I am not going to try and answer your question because I can't but I am going to write some thoughts I have had. Our world is messed up and the things you experience in Rwanda and the stories you hear are probably some of the worst you can find, that genocide was inhuman and pure evil. How can any God exist if that happened, if that still happens? However, I think God takes a backseat, think of the stories that came out after, the things that God does are not newsworthy, they don't capture as much attention it is not blood and guts it is love. I am sure if you searched the towns closely there are countless stories of people acting on love in whatever way they saw fit at that time. Maybe they were killed because of it, maybe the people they were trying to save were slaughtered as well but if love is what they were acting on, God was there, in that moment an intervention occurred. Look at Jesus, he was pure love and he was hung on a tree. In the grand scheme of things how does it help that God intervened in small instances instead of stopping the whole genocide....I don't know. But I do know that we will never know, pure judgment is reserved not for this life but for the next and if you look at it in that sense than there are many people who should be petrified for that day.
The image at the end of that movie reminds me of the day Jesus was born, he brought love and free choice and everyone was in awe, the spiritual world went to a standstill...people tried to kill him but at the same time many reached out for him. Beyond that love we are supposed to show others...well, I would say we are not to figure out, one day we will just know.
Hopefully that is some sort of an answer, I may have more to say but I think this was longer than I am supposed to write (an unspoken rule I am sure).
Good luck Laura and I hope that you are learning a ton!!
Cheers
Paul
Wow!! Seriously intense... and i'm not going to sit here and say i'm a practicing catholic at all, or religious in the slightest, because i chose to leave that all a long time ago. It had nothing to do with the lack of faith, a choice to coheres with the devil, or ignorance, but just the fact that these lines are very blurred, and a frustration grew so large, i had to learn how to create boundaries for myself. I have always had issues with authoritarian figures too... but i'm not going to get into that, or do you want me to start on a rant of my own spirituality, but i do want to say i studied at catholic school and was raised in a roman catholic family until the age of 12, which gave me a bit of insight into the Christian world of god and the bible. In saying that, I'll play the devils advocate...
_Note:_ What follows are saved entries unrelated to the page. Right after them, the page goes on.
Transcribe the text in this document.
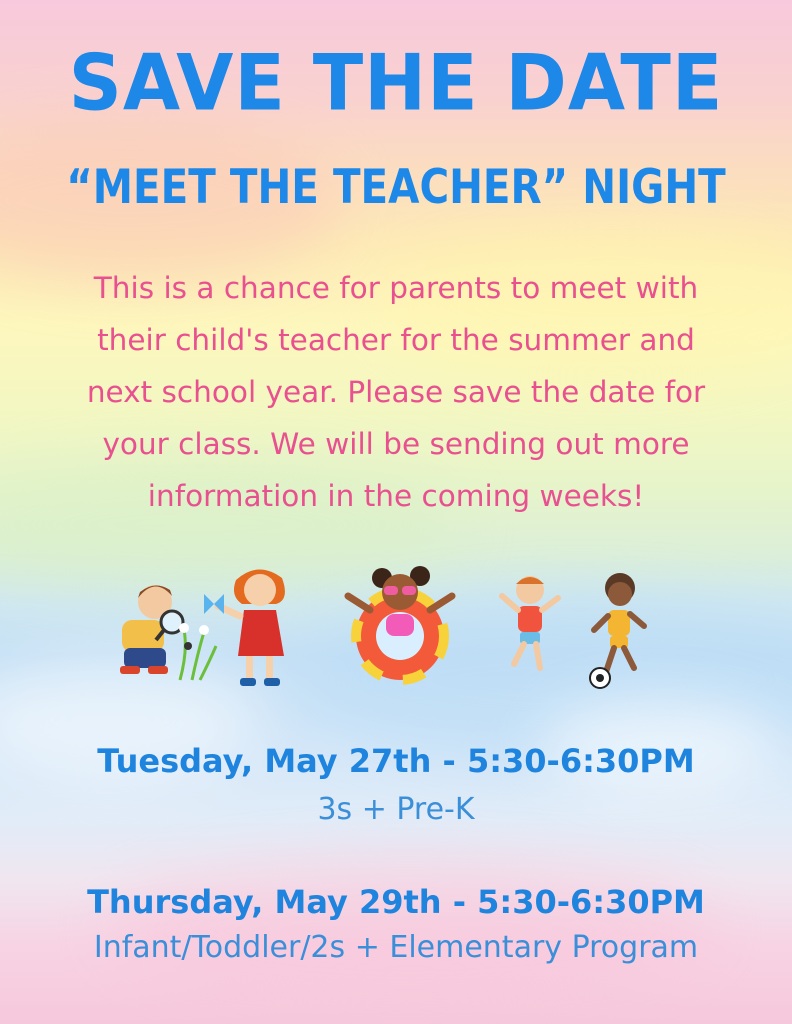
SAVE THE DATE
“MEET THE TEACHER” NIGHT
This is a chance for parents to meet with
their child's teacher for the summer and
next school year. Please save the date for
your class. We will be sending out more
information in the coming weeks!
Tuesday, May 27th - 5:30-6:30PM
3s + Pre-K
Thursday, May 29th - 5:30-6:30PM
Infant/Toddler/2s + Elementary Program
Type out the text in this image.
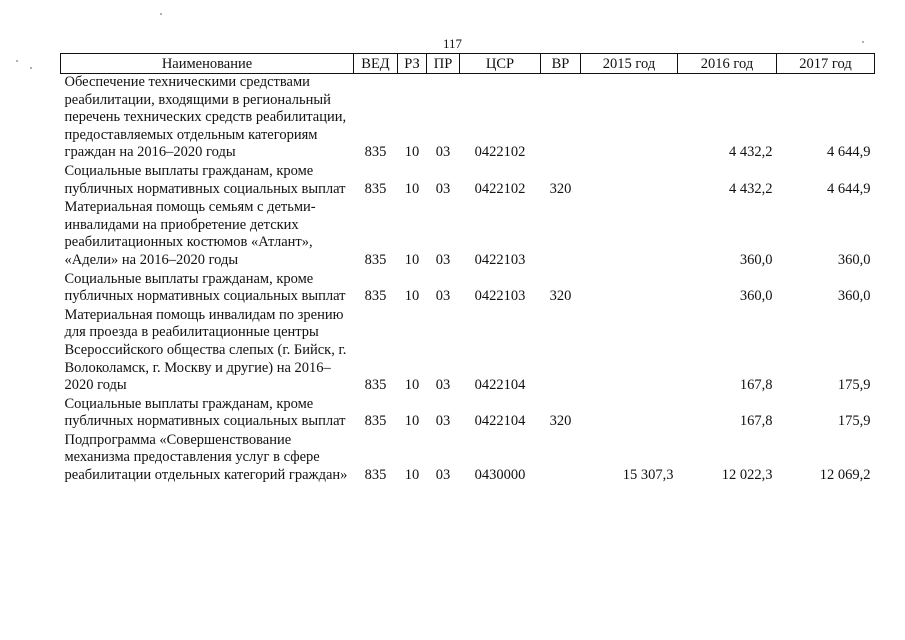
117
Наименование	ВЕД	РЗ	ПР	ЦСР	ВР	2015 год	2016 год	2017 год
Обеспечение техническими средствами реабилитации, входящими в региональный перечень технических средств реабилитации, предоставляемых отдельным категориям граждан на 2016–2020 годы	835	10	03	0422102			4 432,2	4 644,9
Социальные выплаты гражданам, кроме публичных нормативных социальных выплат	835	10	03	0422102	320		4 432,2	4 644,9
Материальная помощь семьям с детьми-инвалидами на приобретение детских реабилитационных костюмов «Атлант», «Адели» на 2016–2020 годы	835	10	03	0422103			360,0	360,0
Социальные выплаты гражданам, кроме публичных нормативных социальных выплат	835	10	03	0422103	320		360,0	360,0
Материальная помощь инвалидам по зрению для проезда в реабилитационные центры Всероссийского общества слепых (г. Бийск, г. Волоколамск, г. Москву и другие) на 2016–2020 годы	835	10	03	0422104			167,8	175,9
Социальные выплаты гражданам, кроме публичных нормативных социальных выплат	835	10	03	0422104	320		167,8	175,9
Подпрограмма «Совершенствование механизма предоставления услуг в сфере реабилитации отдельных категорий граждан»	835	10	03	0430000		15 307,3	12 022,3	12 069,2
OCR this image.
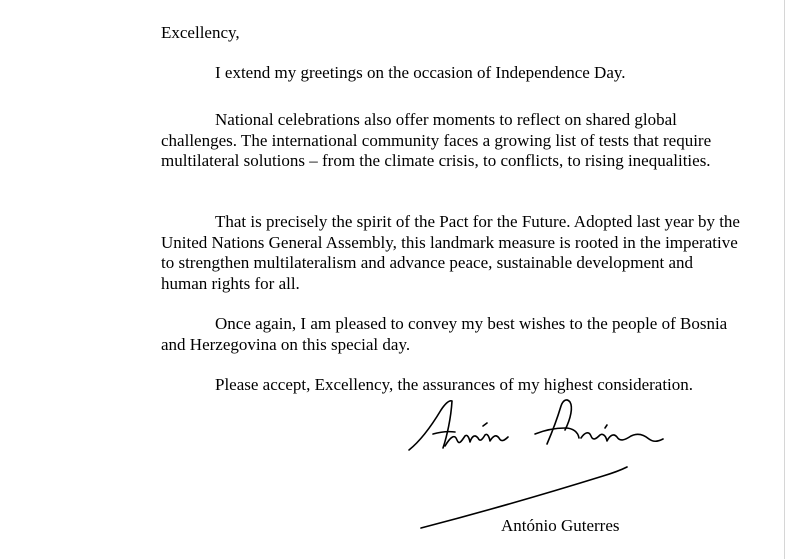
Excellency,

I extend my greetings on the occasion of Independence Day.

National celebrations also offer moments to reflect on shared global challenges. The international community faces a growing list of tests that require multilateral solutions – from the climate crisis, to conflicts, to rising inequalities.

That is precisely the spirit of the Pact for the Future. Adopted last year by the United Nations General Assembly, this landmark measure is rooted in the imperative to strengthen multilateralism and advance peace, sustainable development and human rights for all.

Once again, I am pleased to convey my best wishes to the people of Bosnia and Herzegovina on this special day.

Please accept, Excellency, the assurances of my highest consideration.

António Guterres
Some bad things have to happen, to make the world a better place in a whole, and if this resentment or conflict was produced due to the choice of some individuals to participate in activities of hate before the genocide that split the groups, then maybe god didnt intervene because he saw the future of these groups coming together... survivors and perpetrators living together as a unit. I mean why did Jesus go through such crap? For our sins right? well, maybe this was some kind of other sacrifice for the future souls to live in peace.
I don't think it's fair, and i don't think it's right, but if people are going to put their faith in god and believe that he knows best, it's just along the same thought of a child putting their faith in the hands of their parents, because mommy and daddy know best. How many times has that statement been proven wrong?
I choose to believe that if people can have faith without question, and use it a concept to answer unanswered questions of life, then i praise them for it. Seriously i do, because i have seen religion help alot of people through some very rough times. But as i have learned for myself, the frustration of blurred lines and the horrible things that still go on in our society today, I choose to not have faith, for this choice lets me enjoy the days i have, however selfish that may be.
What has stuck with me since your last blog is the image of a baby being shot in its mother's arms. And I don't know where God is in that. I don't.
And maybe the answer is that he wasn't there - except that he was in the love of a mother for her baby....
I think that there is no dividing line. We can't guarantee that God will intervene in some cirsumstances and not in others.
You are right. These people probably prayed with everything in them for deliverance for themselves, for their babies, for the people they loved. And they were horrifically violently horribly murdered.
One take, is to look at the love that has been born from such horror - like the love between people in their last moments, like the love when people stepped outside of themselves to hide or help people they knew or didn't, like the reconciliations between people like those you met this week, like the love I feel for that mother and her baby who I have never even met, like the love I have for you facing this.
A few years ago, before Pauline went to Rwanda, I heard a genocide survivor speak at a fundraiser for P's trip. She was about my age, and like you said about your night security guard - I so identified with her. We had lots in common, and absolutely nothing. She lost her whole family in the genocide. Unfathomable to me. But I felt connection to the people of Rwanda through her - and horror - and there is God in empathy.
So one take is SUCH love cannot be unless it is in the wake of such horror.
Paul B. used the example of Christ on the cross - here it is again in a different way. Perhaps our understanding of God's love is amplified when compared with the opposite of God's love.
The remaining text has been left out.